What we have here is a quest story, which is appropriate since Jiao Tu is a very chivalrous and knight-like character. He has a strong set of values, among them a sense of honor. These values give him the strength he needs to find and rescue the mouse and be a leader to his little band. Of interest is his sword, Black Fang. Initially, I was reminded of Elric's sword Stormbringer but as the story went on it became clear this was more a piece of technology than a supernatural artifact.
His little band includes Zhu Song, a young ratling to whom Jiao Tu plays the role of mentor. There's also Chooha, another ratling of a different class—essentially a rogue character.
But the story is very much Jiao Tu's story. Perhaps because it was so episodic, I was never bored, and was always interested in what was coming up next for Jiao Tu and his band. It was, in turns, exciting, fun, and funny, and charming.
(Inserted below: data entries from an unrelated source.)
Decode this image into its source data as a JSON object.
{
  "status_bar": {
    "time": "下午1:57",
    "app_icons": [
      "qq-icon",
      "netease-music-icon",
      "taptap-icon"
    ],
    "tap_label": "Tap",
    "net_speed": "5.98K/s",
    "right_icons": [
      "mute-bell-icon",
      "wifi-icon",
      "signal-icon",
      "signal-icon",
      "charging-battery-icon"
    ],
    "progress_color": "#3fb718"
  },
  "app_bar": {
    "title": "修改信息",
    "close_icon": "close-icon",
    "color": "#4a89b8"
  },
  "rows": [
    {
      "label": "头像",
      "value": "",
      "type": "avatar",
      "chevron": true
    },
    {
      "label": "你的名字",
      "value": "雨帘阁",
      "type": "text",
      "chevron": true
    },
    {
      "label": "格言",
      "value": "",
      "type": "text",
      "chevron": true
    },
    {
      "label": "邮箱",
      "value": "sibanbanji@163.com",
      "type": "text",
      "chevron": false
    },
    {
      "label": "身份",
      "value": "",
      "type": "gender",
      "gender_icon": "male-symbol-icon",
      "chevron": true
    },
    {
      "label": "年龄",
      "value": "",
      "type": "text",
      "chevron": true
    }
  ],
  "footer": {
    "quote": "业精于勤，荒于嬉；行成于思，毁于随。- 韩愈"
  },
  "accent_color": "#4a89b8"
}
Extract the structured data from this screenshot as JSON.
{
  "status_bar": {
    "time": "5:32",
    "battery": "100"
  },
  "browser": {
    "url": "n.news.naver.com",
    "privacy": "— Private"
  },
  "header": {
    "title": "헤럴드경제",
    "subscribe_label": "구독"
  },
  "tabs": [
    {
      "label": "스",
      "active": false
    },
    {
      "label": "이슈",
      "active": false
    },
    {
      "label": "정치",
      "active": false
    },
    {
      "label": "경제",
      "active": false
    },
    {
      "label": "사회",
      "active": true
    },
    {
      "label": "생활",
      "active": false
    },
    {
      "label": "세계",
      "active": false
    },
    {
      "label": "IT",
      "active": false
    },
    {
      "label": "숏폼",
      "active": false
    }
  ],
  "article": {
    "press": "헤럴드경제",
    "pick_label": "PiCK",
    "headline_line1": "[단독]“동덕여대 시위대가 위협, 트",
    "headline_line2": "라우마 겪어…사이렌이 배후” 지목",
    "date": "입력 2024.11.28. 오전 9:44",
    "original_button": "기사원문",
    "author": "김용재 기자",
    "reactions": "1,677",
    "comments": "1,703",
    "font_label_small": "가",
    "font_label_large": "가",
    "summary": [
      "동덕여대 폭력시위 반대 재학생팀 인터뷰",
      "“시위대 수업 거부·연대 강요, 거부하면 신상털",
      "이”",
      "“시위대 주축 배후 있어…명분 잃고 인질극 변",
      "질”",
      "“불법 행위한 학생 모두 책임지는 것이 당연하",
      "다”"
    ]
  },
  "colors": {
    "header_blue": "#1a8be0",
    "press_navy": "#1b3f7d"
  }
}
At times, it was deadly serious, and there were several effective scenes involving body horror.
There was also a bit of romance, as the young ratling, Zhu Song, falls for the Farrah, the mousling and the object of Jiao Tu's mission.
One of the aspects I enjoyed the most was the subtle world-building. I never felt that I was being hit over the head with it, and it was never delivered in an expository fashion. That's one of the books great achievements given the scope of the world.
An example of this is the subtle use of language. Since we're dealing with uplifted animals and not humans, there's a certain modulation of the language. So, instead of the word handful the story uses “pawful.” That's but one example, but many abound throughout the story.
So, overall, a wonderful story, and I know that the author is currently working on the second episode.
Finally, I'll mention the two additional stories in the book, which were fantastic as well. One was a sort of Ghost Story for Christmas, in the tradition of M. R. James, and takes place after episode 1. It's a charming and fun story.
The final story is a story called The Last Oracle. It takes place well before the events of episode 1. Not quite a prequel but provides some of the background.
So, wonderful stuff overall, and a definite recommended read!